Tears come easily to me (something my siblings and later on, my children have all commented on) and as I walked up familiar trails, through the woods and around campfire sites, I couldn't help but be touched. In many ways I had a charmed childhood. Every summer my sisters and I entered into another world staffed with energetic, caring counselors who headed up activities at the pool, craft barn, and archery range, to name just a few. It was a whirlwind of fun, grounded in meaningful connections, all set in the beautiful Pennsylvania woods. Whether or not I recognized it at the time, in retrospect I look back and realize what an amazing life it was.
It reminded me of a passage from The Cellist of Sarajevo, a novel by Steven Galloway I've recently finished reading. This story is set during the horrific siege of Sarajevo, when for four years the city was shelled daily, and life became a living hell. Arrow, one of the four characters the book follows, is recruited to become an army sniper. She tries desperately to hold on to her humanity, forced to become a person she never wanted to be. One afternoon, while lying prone in a burned out building, waiting for her next target to come into view, she recalls this scene from her childhood.

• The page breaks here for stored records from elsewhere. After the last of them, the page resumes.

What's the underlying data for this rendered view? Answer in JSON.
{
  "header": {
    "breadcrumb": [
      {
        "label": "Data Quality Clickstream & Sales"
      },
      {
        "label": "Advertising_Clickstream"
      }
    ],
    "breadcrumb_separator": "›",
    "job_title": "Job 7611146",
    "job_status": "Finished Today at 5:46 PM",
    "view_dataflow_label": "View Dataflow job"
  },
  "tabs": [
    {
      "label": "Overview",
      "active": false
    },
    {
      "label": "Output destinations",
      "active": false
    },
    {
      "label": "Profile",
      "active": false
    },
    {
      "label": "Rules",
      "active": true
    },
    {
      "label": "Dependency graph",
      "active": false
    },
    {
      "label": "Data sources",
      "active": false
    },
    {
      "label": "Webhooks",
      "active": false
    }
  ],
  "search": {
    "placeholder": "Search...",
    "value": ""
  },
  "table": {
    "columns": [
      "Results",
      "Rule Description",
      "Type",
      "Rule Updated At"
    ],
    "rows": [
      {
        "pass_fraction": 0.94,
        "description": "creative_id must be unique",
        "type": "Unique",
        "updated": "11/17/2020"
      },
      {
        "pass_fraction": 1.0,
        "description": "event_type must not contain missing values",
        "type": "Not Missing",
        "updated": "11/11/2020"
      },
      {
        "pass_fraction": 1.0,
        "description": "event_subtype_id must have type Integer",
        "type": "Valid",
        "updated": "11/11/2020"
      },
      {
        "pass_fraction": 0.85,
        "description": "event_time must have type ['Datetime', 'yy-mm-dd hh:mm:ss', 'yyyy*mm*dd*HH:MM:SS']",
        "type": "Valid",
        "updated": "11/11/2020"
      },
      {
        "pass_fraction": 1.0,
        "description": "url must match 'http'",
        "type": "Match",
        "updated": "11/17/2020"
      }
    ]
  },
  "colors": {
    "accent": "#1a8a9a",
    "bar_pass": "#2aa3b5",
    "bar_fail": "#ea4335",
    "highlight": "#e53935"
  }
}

Ten years ago, when she was eighteen and was not called Arrow, she borrowed her father's car and drove to the countryside to visit friends. It was a bright, clear day, and the car felt alive to her, as though the way she and the car moved together was a sort of destiny, and everything was happening exactly as it ought to be. As she rounded a corner one of her favorite songs came on the radio, and sunlight filtered through the trees the way it does with lace curtains, reminding her of her grandmother, and tears began to slide down her cheeks. Not for her grandmother, who was then still very much among the living, but because she felt an enveloping happiness to be alive, a joy made stronger by the certainty that someday it would all come to an end. It overwhelmed her, made her pull the car to the side of the road. Afterward she felt a little foolish, and never spoke to anyone about it.
Now, however, she knows she wasn't being foolish. She realizes that for no particular reason she stumbled into the core of what it is to be human. It's a rare gift to understand that your life is wondrous, and that it won't last forever.
Life doesn't last forever, at least this life on this earth won't. Childhood moves on to adulthood; people leave us and we experience loss. But those moments of pure happiness feed our souls. No matter when we encounter them, they are gifts to remind us of how wonderful life can be.